For years now, women have complained that when they go to a police station, officers tell them to go home and behave themselves. They have even been laughed and jeered at when trying to complain formally. Women are asked questions in the outer public office instead of being asked within the confines of an interview room.
Little of this went on 20 years ago. Still, St Vincent in 2007, had the third-highest rate of recorded rapes after The Bahamas and Swaziland, according to a United Nations Office on Drugs and Crime document cited by the report.
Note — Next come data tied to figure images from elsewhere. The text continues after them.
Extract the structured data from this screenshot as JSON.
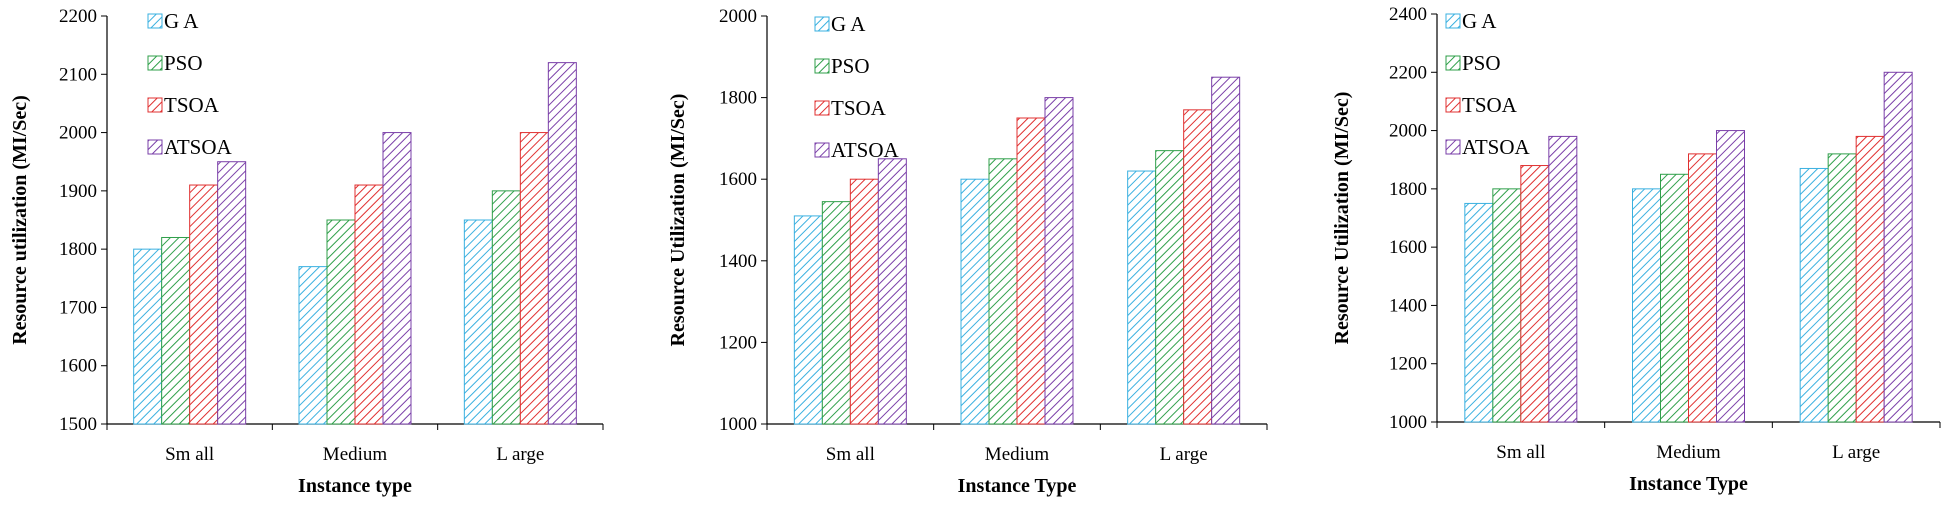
{
  "chart_data": [
    {
      "type": "bar",
      "categories": [
        "Small",
        "Medium",
        "Large"
      ],
      "category_labels": [
        "Sm all",
        "Medium",
        "L arge"
      ],
      "series": [
        {
          "name": "GA",
          "legend_label": "G A",
          "values": [
            1800,
            1770,
            1850
          ]
        },
        {
          "name": "PSO",
          "legend_label": "PSO",
          "values": [
            1820,
            1850,
            1900
          ]
        },
        {
          "name": "TSOA",
          "legend_label": "TSOA",
          "values": [
            1910,
            1910,
            2000
          ]
        },
        {
          "name": "ATSOA",
          "legend_label": "ATSOA",
          "values": [
            1950,
            2000,
            2120
          ]
        }
      ],
      "ylim": [
        1500,
        2200
      ],
      "yticks": [
        1500,
        1600,
        1700,
        1800,
        1900,
        2000,
        2100,
        2200
      ],
      "ylabel": "Resource utilization (MI/Sec)",
      "xlabel": "Instance type",
      "legend": "top-left"
    },
    {
      "type": "bar",
      "categories": [
        "Small",
        "Medium",
        "Large"
      ],
      "category_labels": [
        "Sm all",
        "Medium",
        "L arge"
      ],
      "series": [
        {
          "name": "GA",
          "legend_label": "G A",
          "values": [
            1510,
            1600,
            1620
          ]
        },
        {
          "name": "PSO",
          "legend_label": "PSO",
          "values": [
            1545,
            1650,
            1670
          ]
        },
        {
          "name": "TSOA",
          "legend_label": "TSOA",
          "values": [
            1600,
            1750,
            1770
          ]
        },
        {
          "name": "ATSOA",
          "legend_label": "ATSOA",
          "values": [
            1650,
            1800,
            1850
          ]
        }
      ],
      "ylim": [
        1000,
        2000
      ],
      "yticks": [
        1000,
        1200,
        1400,
        1600,
        1800,
        2000
      ],
      "ylabel": "Resource Utilization (MI/Sec)",
      "xlabel": "Instance Type",
      "legend": "top-left"
    },
    {
      "type": "bar",
      "categories": [
        "Small",
        "Medium",
        "Large"
      ],
      "category_labels": [
        "Sm all",
        "Medium",
        "L arge"
      ],
      "series": [
        {
          "name": "GA",
          "legend_label": "G A",
          "values": [
            1750,
            1800,
            1870
          ]
        },
        {
          "name": "PSO",
          "legend_label": "PSO",
          "values": [
            1800,
            1850,
            1920
          ]
        },
        {
          "name": "TSOA",
          "legend_label": "TSOA",
          "values": [
            1880,
            1920,
            1980
          ]
        },
        {
          "name": "ATSOA",
          "legend_label": "ATSOA",
          "values": [
            1980,
            2000,
            2200
          ]
        }
      ],
      "ylim": [
        1000,
        2400
      ],
      "yticks": [
        1000,
        1200,
        1400,
        1600,
        1800,
        2000,
        2200,
        2400
      ],
      "ylabel": "Resource Utilization (MI/Sec)",
      "xlabel": "Instance Type",
      "legend": "top-left"
    }
  ],
  "colors": {
    "GA": "#3ab0e0",
    "PSO": "#2f9f4a",
    "TSOA": "#e03030",
    "ATSOA": "#7a3fa8"
  }
}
UN statistics showed that in 2011, St Vincent was the fourth-worst country worldwide when it came to its rate of recorded rapes.
Between 2000 and 2011, 60 women died from gender-based violence or at the hands of their partner — a staggering figure considering the gross under-reporting of cases and St Vincent’s tiny 2011 population of 109,400. Université du Québec à Montréal’s International Clinic for the Defence of Human Rights and the St Vincent and the Grenadines Human Rights Association. “In response to this cultural epidemic, the state of St Vincent and the Grenadines does not provide adequate protection to women.”
During that period, more than 4,490 Vincentians — four percent of the current population sought asylum in Canada, the majority being women.
Vincentian women were seeking asylum, and court documents suggest that almost all were fleeing violence. When abuse does occur, the woman’s quest for justice often ends at the police station. Under St Vincent’s Domestic Violence Act — which considers domestic abuse a civil matter, not a criminal one — police are not even legally obligated to investigate. According to a report of that time by the Canadian Immigration and Refugee Board. Although officers receive gender-sensitivity training, victims are often met with “gross, disrespectful, chauvinistic, young male police officers who feel that the victim asked for what she received.”
January 4, 2020. attack on Vincentian resident, Monique Hutchins, who was beaten in the face with a hammer, allegedly by a former lover.
January 29,2020, a voice note was circulated via social media, in which a woman pleaded with a man to stop beating her, as he threatened to kill her in a vehicle.
January 29, 2020, photos and voice messages began circulating on social media, this time, surrounding the brutal chopping in the face with a sharp cutlass of a Vincentian woman, allegedly by two other female villagers.
Rape is such a problem, little girls as young as five years, and great grandmothers as old as 85 have been raped. Women raped on beaches after dark or walking home from work, no woman or child is safe anywhere at any time of the night or day.
Like all crime, there is a need to be tough; it is essential that strict punishment is not just administered, but is seen to be tough. Unfortunately, judges and magistrates are not tough on almost any crime in SVG. The prisons are overflowing, including a massive state of art prison built by the current administration — cells built for two house ten, if they imprison more, where will they put them.